La autodefensa os hará libres

No sé si les habrá pasado a ustedes, pero a mí me han espetado en más de una ocasión aquello de que “cuando te veas en una situación crítica, verás como pides que vengan los bomberos o la policía a ayudarte”. Cada vez que se debate sobre la inutilidad o la ineficiencia del Estado alguien acaba saliendo con una aseveración parecida. El caso es que muchos hemos vivido ese tipo de situaciones y no estaba allí el representante público que, según algunos, seguro debiera estar para echarnos una mano. Ya he comentado esto en alguna ocasión, pero hoy me vuelve a la memoria, viendo las fotografías de ese matrimonio en San Luis, Misuri, defendiendo su casa con las armas en la mano.

Quizá cuando acabe la pandemia que estamos sufriendo y de la que aún no nos hemos librado, alguno caiga en la cuenta de que es mucho más importante la responsabilidad individual, en la que se incluye, por supuesto, la responsabilidad de cada uno de los funcionarios y trabajadores del sector público, haciendo su trabajo lo mejor posible, que la propia existencia del sector público. Qué duda cabe que si ese sector además está gestionado bajo criterios simplemente políticos y contrarios a la eficiencia su existencia es una losa más sobre los esforzados hombros de la ciudadanía. Comparar nuestros números españoles con los de Taiwán, con un peso en el PIB del sector público del 17%, da buena fe de ello. Además, cualquier organización humana se basa necesariamente en la responsabilidad de todos aquellos que la conforman, que acatarán sus reglas o apechugarán con las consecuencias de no hacerlo.

La Segunda Enmienda de la constitución americana obtiene su sentido tanto del hecho de que los brazos del Estado no pueden llegar siempre a socorrer a todos sus ciudadanos como del peligro que supone para la Libertad que una organización tan poderosa esté en todo momento y en cada lugar a nuestro lado. La imposibilidad física de que todos tengamos la ayuda que necesitemos y que ésta esté disponible en cualquier momento, no puede ser vencida siquiera con un Estado tan poderoso que fuera capaz de superar este hándicap en teoría y que seguramente precisaría que le entregáramos todo cuanto somos y tenemos, renunciando a nuestra propia esencia como seres humanos. Como animales sociales podemos darnos reglas, pero, sin duda, cuanto más vertical es su creación, más se diluyen la transparencia, el autocontrol y los contrapesos.

Ante estos hechos, cabe preguntarse en qué medida o en qué situaciones la asistencia estatal puede estar recomendada. No obstante, la tozuda realidad responderá que la última instancia, la salvaguarda final, somos nosotros mismos. Este es un hecho del que no podemos escapar y que precisa ser tenido en consideración.

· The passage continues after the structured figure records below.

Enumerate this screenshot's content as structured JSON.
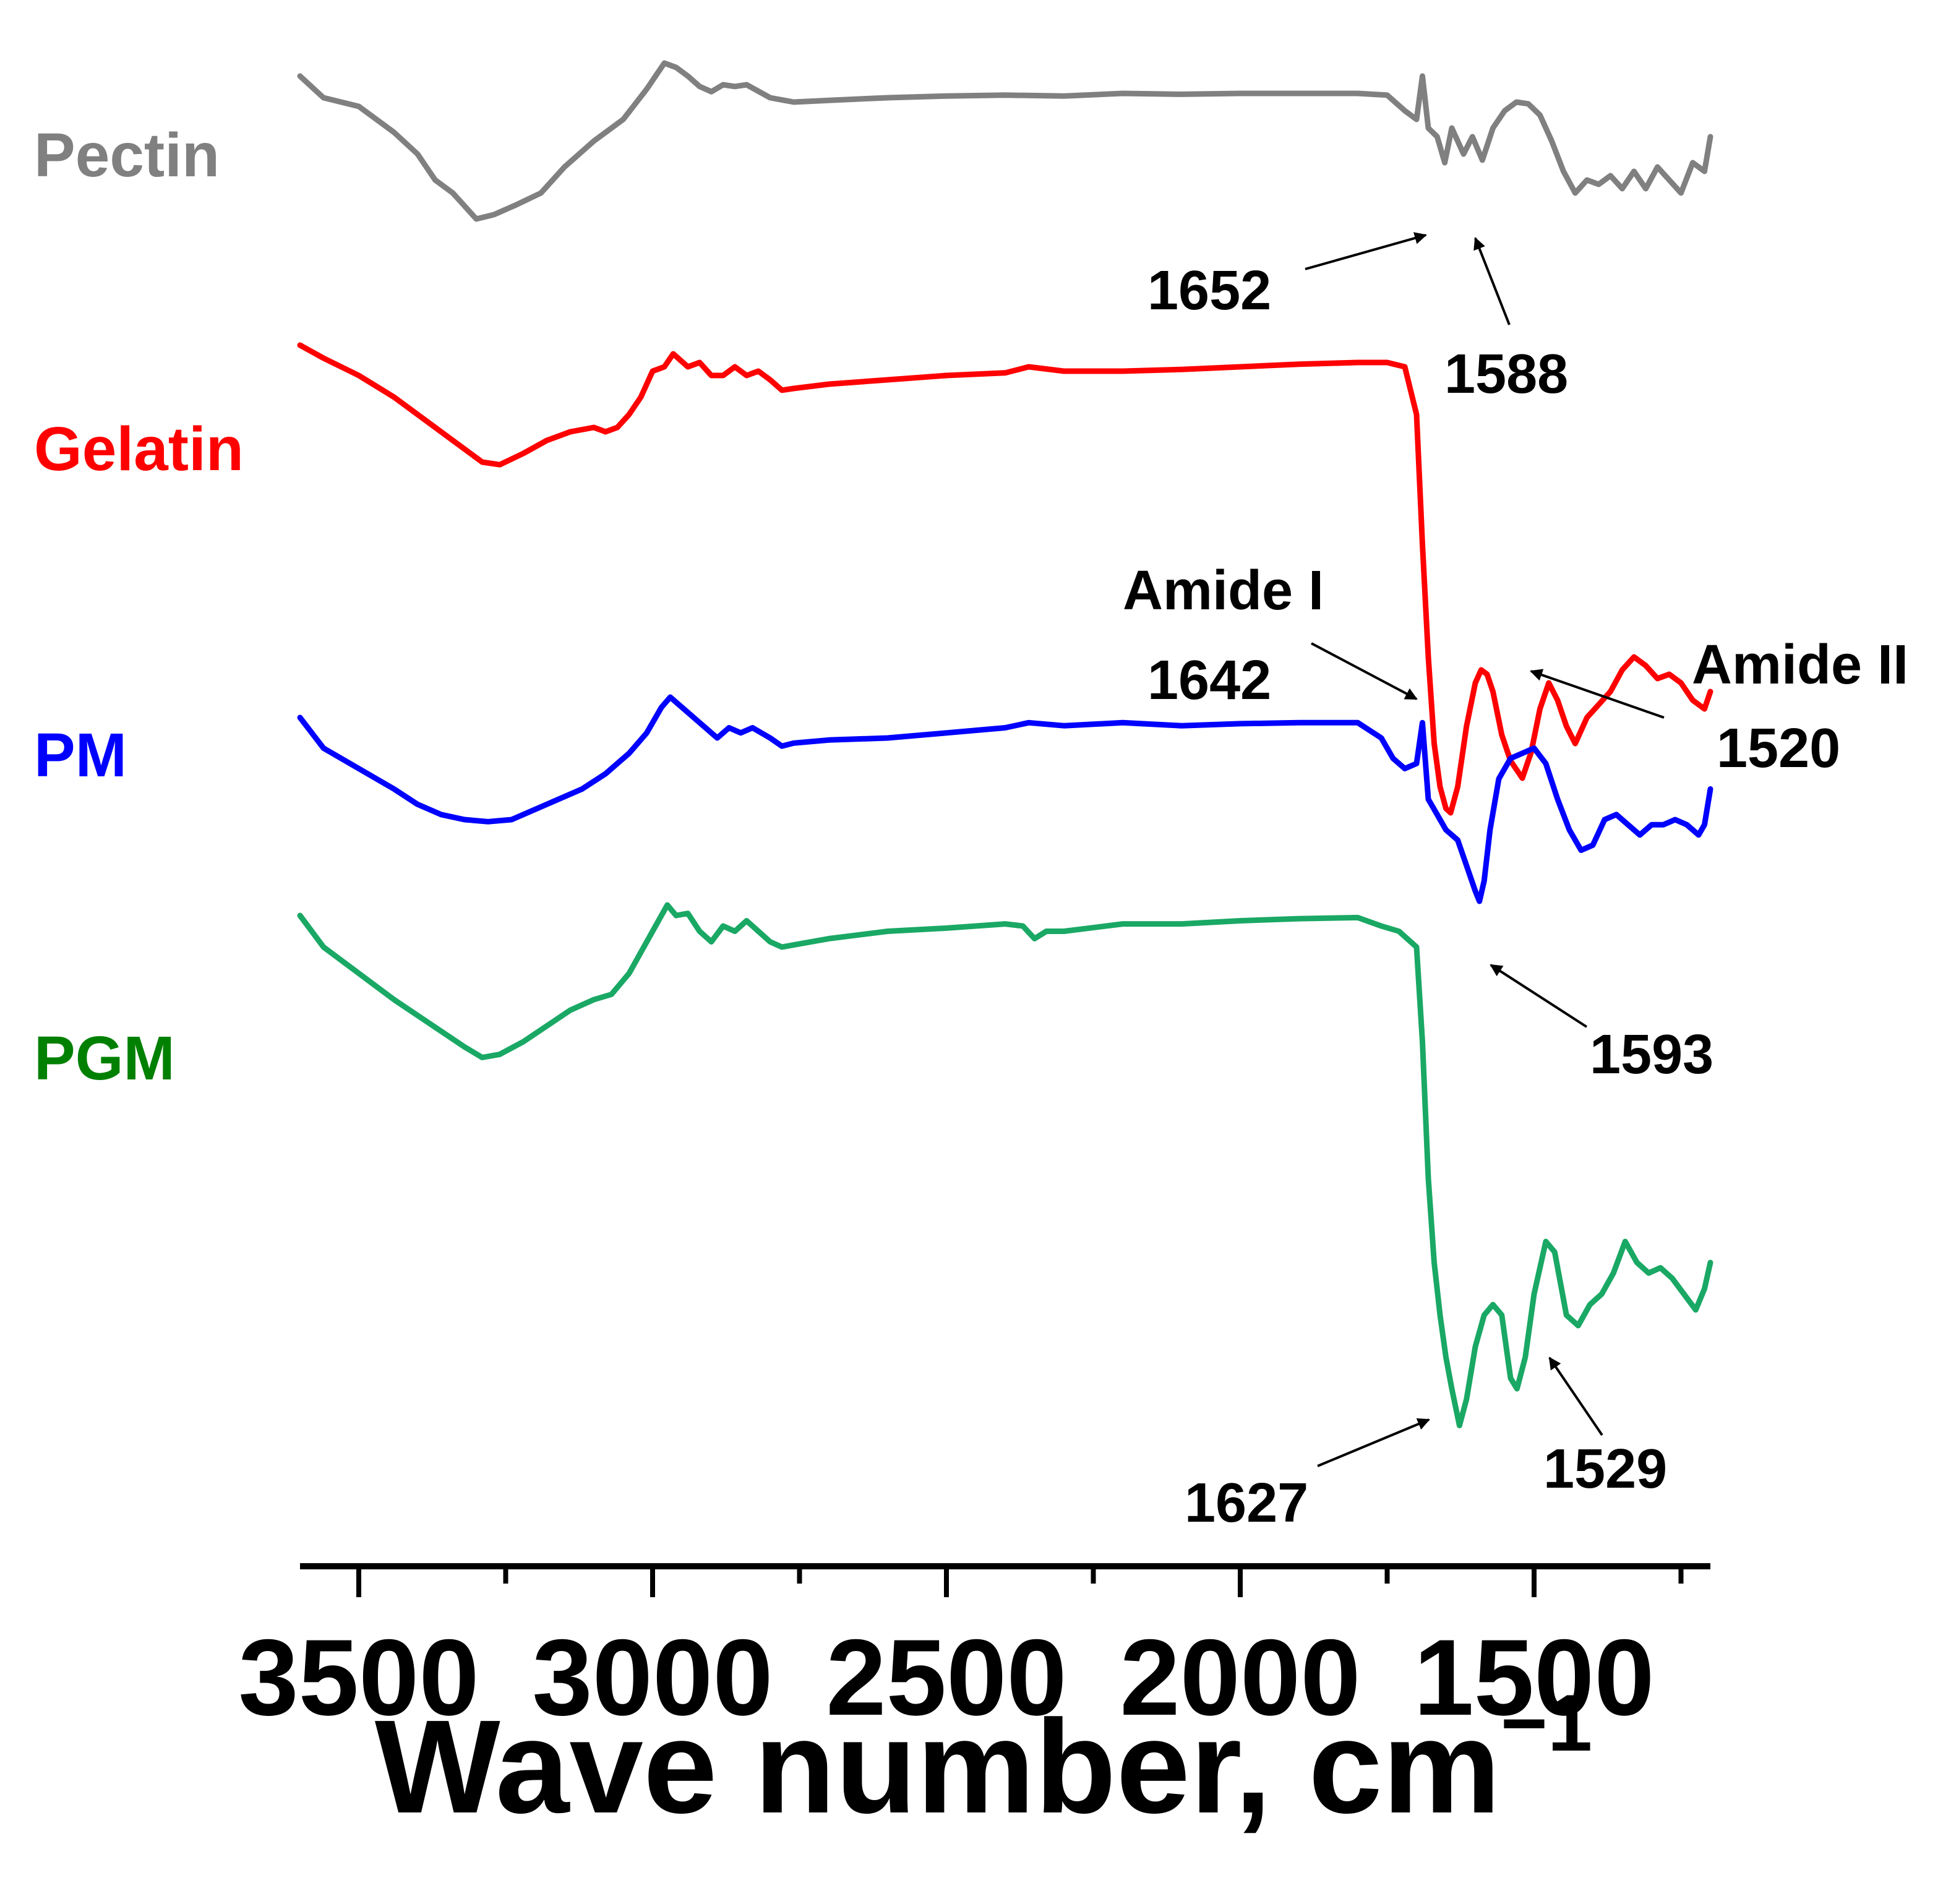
{
  "chart_data": {
    "type": "line",
    "xlabel": "Wave number, cm",
    "xlabel_superscript": "−1",
    "xlim": [
      3600,
      1200
    ],
    "x_direction": "reversed",
    "x_major_ticks": [
      3500,
      3000,
      2500,
      2000,
      1500
    ],
    "x_tick_labels": [
      "3500",
      "3000",
      "2500",
      "2000",
      "1500"
    ],
    "x_minor_ticks": [
      3250,
      2750,
      2250,
      1750,
      1250
    ],
    "y_axis": "none (stacked offset spectra, transmittance)",
    "grid": false,
    "legend": "inline labels at left of each spectrum",
    "series": [
      {
        "name": "Pectin",
        "color": "#808080",
        "label_color": "#808080",
        "points": [
          [
            3600,
            0.2
          ],
          [
            3560,
            0.45
          ],
          [
            3500,
            0.55
          ],
          [
            3440,
            0.85
          ],
          [
            3400,
            1.1
          ],
          [
            3370,
            1.4
          ],
          [
            3340,
            1.55
          ],
          [
            3300,
            1.85
          ],
          [
            3270,
            1.8
          ],
          [
            3230,
            1.68
          ],
          [
            3190,
            1.55
          ],
          [
            3150,
            1.25
          ],
          [
            3100,
            0.95
          ],
          [
            3050,
            0.7
          ],
          [
            3010,
            0.35
          ],
          [
            2980,
            0.05
          ],
          [
            2960,
            0.1
          ],
          [
            2940,
            0.2
          ],
          [
            2920,
            0.32
          ],
          [
            2900,
            0.38
          ],
          [
            2880,
            0.3
          ],
          [
            2860,
            0.32
          ],
          [
            2840,
            0.3
          ],
          [
            2800,
            0.45
          ],
          [
            2760,
            0.5
          ],
          [
            2700,
            0.48
          ],
          [
            2600,
            0.45
          ],
          [
            2500,
            0.43
          ],
          [
            2400,
            0.42
          ],
          [
            2300,
            0.43
          ],
          [
            2200,
            0.4
          ],
          [
            2100,
            0.41
          ],
          [
            2000,
            0.4
          ],
          [
            1900,
            0.4
          ],
          [
            1800,
            0.4
          ],
          [
            1750,
            0.42
          ],
          [
            1720,
            0.6
          ],
          [
            1700,
            0.7
          ],
          [
            1690,
            0.2
          ],
          [
            1680,
            0.8
          ],
          [
            1665,
            0.9
          ],
          [
            1652,
            1.2
          ],
          [
            1640,
            0.8
          ],
          [
            1620,
            1.1
          ],
          [
            1605,
            0.9
          ],
          [
            1588,
            1.17
          ],
          [
            1570,
            0.8
          ],
          [
            1550,
            0.6
          ],
          [
            1530,
            0.5
          ],
          [
            1510,
            0.52
          ],
          [
            1490,
            0.65
          ],
          [
            1470,
            0.95
          ],
          [
            1450,
            1.3
          ],
          [
            1430,
            1.55
          ],
          [
            1410,
            1.4
          ],
          [
            1390,
            1.45
          ],
          [
            1370,
            1.35
          ],
          [
            1350,
            1.5
          ],
          [
            1330,
            1.3
          ],
          [
            1310,
            1.5
          ],
          [
            1290,
            1.25
          ],
          [
            1270,
            1.4
          ],
          [
            1250,
            1.55
          ],
          [
            1230,
            1.2
          ],
          [
            1210,
            1.3
          ],
          [
            1200,
            0.9
          ]
        ],
        "annotations": [
          {
            "text": "1652",
            "x": 1652
          },
          {
            "text": "1588",
            "x": 1588
          }
        ]
      },
      {
        "name": "Gelatin",
        "color": "#ff0000",
        "label_color": "#ff0000",
        "points": [
          [
            3600,
            0.2
          ],
          [
            3560,
            0.35
          ],
          [
            3500,
            0.55
          ],
          [
            3440,
            0.8
          ],
          [
            3400,
            1.0
          ],
          [
            3360,
            1.2
          ],
          [
            3320,
            1.4
          ],
          [
            3290,
            1.55
          ],
          [
            3260,
            1.58
          ],
          [
            3220,
            1.45
          ],
          [
            3180,
            1.3
          ],
          [
            3140,
            1.2
          ],
          [
            3100,
            1.15
          ],
          [
            3080,
            1.2
          ],
          [
            3060,
            1.15
          ],
          [
            3040,
            1.0
          ],
          [
            3020,
            0.8
          ],
          [
            3000,
            0.5
          ],
          [
            2980,
            0.45
          ],
          [
            2965,
            0.3
          ],
          [
            2940,
            0.45
          ],
          [
            2920,
            0.4
          ],
          [
            2900,
            0.55
          ],
          [
            2880,
            0.55
          ],
          [
            2860,
            0.45
          ],
          [
            2840,
            0.55
          ],
          [
            2820,
            0.5
          ],
          [
            2800,
            0.6
          ],
          [
            2780,
            0.72
          ],
          [
            2760,
            0.7
          ],
          [
            2700,
            0.65
          ],
          [
            2600,
            0.6
          ],
          [
            2500,
            0.55
          ],
          [
            2400,
            0.52
          ],
          [
            2360,
            0.45
          ],
          [
            2300,
            0.5
          ],
          [
            2200,
            0.5
          ],
          [
            2100,
            0.48
          ],
          [
            2000,
            0.45
          ],
          [
            1900,
            0.42
          ],
          [
            1800,
            0.4
          ],
          [
            1750,
            0.4
          ],
          [
            1720,
            0.45
          ],
          [
            1700,
            1.0
          ],
          [
            1690,
            2.5
          ],
          [
            1680,
            3.8
          ],
          [
            1670,
            4.8
          ],
          [
            1660,
            5.3
          ],
          [
            1650,
            5.55
          ],
          [
            1642,
            5.6
          ],
          [
            1630,
            5.3
          ],
          [
            1615,
            4.6
          ],
          [
            1600,
            4.1
          ],
          [
            1590,
            3.95
          ],
          [
            1580,
            4.0
          ],
          [
            1570,
            4.2
          ],
          [
            1555,
            4.7
          ],
          [
            1540,
            5.0
          ],
          [
            1520,
            5.2
          ],
          [
            1505,
            4.9
          ],
          [
            1490,
            4.4
          ],
          [
            1475,
            4.1
          ],
          [
            1460,
            4.3
          ],
          [
            1445,
            4.6
          ],
          [
            1430,
            4.8
          ],
          [
            1410,
            4.5
          ],
          [
            1390,
            4.35
          ],
          [
            1370,
            4.2
          ],
          [
            1350,
            3.95
          ],
          [
            1330,
            3.8
          ],
          [
            1310,
            3.9
          ],
          [
            1290,
            4.05
          ],
          [
            1270,
            4.0
          ],
          [
            1250,
            4.1
          ],
          [
            1230,
            4.3
          ],
          [
            1210,
            4.4
          ],
          [
            1200,
            4.2
          ]
        ],
        "annotations": [
          {
            "text": "Amide I",
            "x": 1642
          },
          {
            "text": "1642",
            "x": 1642
          },
          {
            "text": "Amide II",
            "x": 1520
          },
          {
            "text": "1520",
            "x": 1520
          }
        ]
      },
      {
        "name": "PM",
        "color": "#0000ff",
        "label_color": "#0000ff",
        "points": [
          [
            3600,
            0.0
          ],
          [
            3560,
            0.3
          ],
          [
            3500,
            0.5
          ],
          [
            3440,
            0.7
          ],
          [
            3400,
            0.85
          ],
          [
            3360,
            0.95
          ],
          [
            3320,
            1.0
          ],
          [
            3280,
            1.02
          ],
          [
            3240,
            1.0
          ],
          [
            3200,
            0.9
          ],
          [
            3160,
            0.8
          ],
          [
            3120,
            0.7
          ],
          [
            3080,
            0.55
          ],
          [
            3040,
            0.35
          ],
          [
            3010,
            0.15
          ],
          [
            2985,
            -0.1
          ],
          [
            2970,
            -0.2
          ],
          [
            2950,
            -0.1
          ],
          [
            2930,
            0.0
          ],
          [
            2910,
            0.1
          ],
          [
            2890,
            0.2
          ],
          [
            2870,
            0.1
          ],
          [
            2850,
            0.15
          ],
          [
            2830,
            0.1
          ],
          [
            2800,
            0.2
          ],
          [
            2780,
            0.28
          ],
          [
            2760,
            0.25
          ],
          [
            2700,
            0.22
          ],
          [
            2600,
            0.2
          ],
          [
            2500,
            0.15
          ],
          [
            2400,
            0.1
          ],
          [
            2360,
            0.05
          ],
          [
            2300,
            0.08
          ],
          [
            2200,
            0.05
          ],
          [
            2100,
            0.08
          ],
          [
            2000,
            0.06
          ],
          [
            1900,
            0.05
          ],
          [
            1800,
            0.05
          ],
          [
            1760,
            0.2
          ],
          [
            1740,
            0.4
          ],
          [
            1720,
            0.5
          ],
          [
            1700,
            0.45
          ],
          [
            1690,
            0.05
          ],
          [
            1680,
            0.8
          ],
          [
            1665,
            0.95
          ],
          [
            1650,
            1.1
          ],
          [
            1630,
            1.2
          ],
          [
            1615,
            1.45
          ],
          [
            1600,
            1.7
          ],
          [
            1593,
            1.8
          ],
          [
            1585,
            1.6
          ],
          [
            1575,
            1.1
          ],
          [
            1560,
            0.6
          ],
          [
            1540,
            0.4
          ],
          [
            1520,
            0.35
          ],
          [
            1500,
            0.3
          ],
          [
            1480,
            0.45
          ],
          [
            1460,
            0.8
          ],
          [
            1440,
            1.1
          ],
          [
            1420,
            1.3
          ],
          [
            1400,
            1.25
          ],
          [
            1380,
            1.0
          ],
          [
            1360,
            0.95
          ],
          [
            1340,
            1.05
          ],
          [
            1320,
            1.15
          ],
          [
            1300,
            1.05
          ],
          [
            1280,
            1.05
          ],
          [
            1260,
            1.0
          ],
          [
            1240,
            1.05
          ],
          [
            1220,
            1.15
          ],
          [
            1210,
            1.05
          ],
          [
            1200,
            0.7
          ]
        ],
        "annotations": [
          {
            "text": "1593",
            "x": 1593
          }
        ]
      },
      {
        "name": "PGM",
        "color": "#1aa865",
        "label_color": "#008000",
        "points": [
          [
            3600,
            0.0
          ],
          [
            3560,
            0.3
          ],
          [
            3500,
            0.55
          ],
          [
            3440,
            0.8
          ],
          [
            3400,
            0.95
          ],
          [
            3360,
            1.1
          ],
          [
            3320,
            1.25
          ],
          [
            3290,
            1.35
          ],
          [
            3260,
            1.32
          ],
          [
            3220,
            1.2
          ],
          [
            3180,
            1.05
          ],
          [
            3140,
            0.9
          ],
          [
            3100,
            0.8
          ],
          [
            3070,
            0.75
          ],
          [
            3040,
            0.55
          ],
          [
            3010,
            0.25
          ],
          [
            2990,
            0.05
          ],
          [
            2975,
            -0.1
          ],
          [
            2960,
            0.0
          ],
          [
            2940,
            -0.02
          ],
          [
            2920,
            0.15
          ],
          [
            2900,
            0.25
          ],
          [
            2880,
            0.1
          ],
          [
            2860,
            0.15
          ],
          [
            2840,
            0.05
          ],
          [
            2820,
            0.15
          ],
          [
            2800,
            0.25
          ],
          [
            2780,
            0.3
          ],
          [
            2760,
            0.28
          ],
          [
            2700,
            0.22
          ],
          [
            2600,
            0.15
          ],
          [
            2500,
            0.12
          ],
          [
            2400,
            0.08
          ],
          [
            2370,
            0.1
          ],
          [
            2350,
            0.22
          ],
          [
            2330,
            0.15
          ],
          [
            2300,
            0.15
          ],
          [
            2200,
            0.08
          ],
          [
            2100,
            0.08
          ],
          [
            2000,
            0.05
          ],
          [
            1900,
            0.03
          ],
          [
            1800,
            0.02
          ],
          [
            1760,
            0.1
          ],
          [
            1730,
            0.15
          ],
          [
            1720,
            0.2
          ],
          [
            1700,
            0.3
          ],
          [
            1690,
            1.2
          ],
          [
            1680,
            2.5
          ],
          [
            1670,
            3.3
          ],
          [
            1660,
            3.8
          ],
          [
            1650,
            4.2
          ],
          [
            1640,
            4.5
          ],
          [
            1627,
            4.85
          ],
          [
            1615,
            4.6
          ],
          [
            1600,
            4.1
          ],
          [
            1585,
            3.8
          ],
          [
            1570,
            3.7
          ],
          [
            1555,
            3.8
          ],
          [
            1540,
            4.4
          ],
          [
            1529,
            4.5
          ],
          [
            1515,
            4.2
          ],
          [
            1500,
            3.6
          ],
          [
            1480,
            3.1
          ],
          [
            1465,
            3.2
          ],
          [
            1445,
            3.8
          ],
          [
            1425,
            3.9
          ],
          [
            1405,
            3.7
          ],
          [
            1385,
            3.6
          ],
          [
            1365,
            3.4
          ],
          [
            1345,
            3.1
          ],
          [
            1325,
            3.3
          ],
          [
            1305,
            3.4
          ],
          [
            1285,
            3.35
          ],
          [
            1265,
            3.45
          ],
          [
            1245,
            3.6
          ],
          [
            1225,
            3.75
          ],
          [
            1210,
            3.55
          ],
          [
            1200,
            3.3
          ]
        ],
        "annotations": [
          {
            "text": "1627",
            "x": 1627
          },
          {
            "text": "1529",
            "x": 1529
          }
        ]
      }
    ]
  }
}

Por otro lado, no debemos olvidar el detalle de que la vida no existe sin un medio físico que la soporte. Nuestra voluntad, nuestras decisiones, han de ser trasladadas al entorno a través de nuestra propiedad privada. En nuestro cuerpo comienza y tiene lugar la vida, pero no acaba ahí. El resto de posesiones son también imprescindibles para mantenernos en perfecto estado de forma durante el mayor tiempo posible, por lo que no es posible anteponer unas propiedades a otras y cualquier agresión a la propiedad debe ser entendida como tal, sea hacia nuestro cuerpo o hacia nuestro patrimonio. Quizá mañana necesitemos vender la casa para poder comer, visto lo visto, así que su defensa hoy es la defensa de nuestro cuerpo en el futuro.

Los equilibrios sociales y morales son siempre difíciles e inestables. El mantenimiento de unos valores exige determinación e implicación, también aprendizaje y toma de conciencia, previamente. A los peligros inherentes a la existencia en un mundo hostil y lleno de peligros y enfermedades se une la injerencia de nuestros congéneres en nuestras vidas, con la pretensión de mantener sus vidas a costa de las nuestras, con la idea de aumentar su patrimonio menguando el nuestro o simplemente alardeando de su ignorancia y argumentando que la economía es un juego de suma cero y que si uno tiene es porque al otro le falta, así que mejor que no tenga nadie.

Si esperan que la seguridad del Estado les acoja eternamente en su manto, es problema suyo. Tendrán ánimos, banderas y ministerios hasta que se cansen… o se acabe el dinero. Si toman un poco de perspectiva y atienden a la realidad, quizá se den cuenta de que defenderse uno mismo no es una mala idea, es una idea necesaria. Incluso puede que lleguen a la conclusión de que defender su propiedad tiene tanto sentido como defender su físico, como me pasa a mí, pues lo segundo no existe sin lo primero. Entonces habremos dado un pasito más en favor de la Libertad.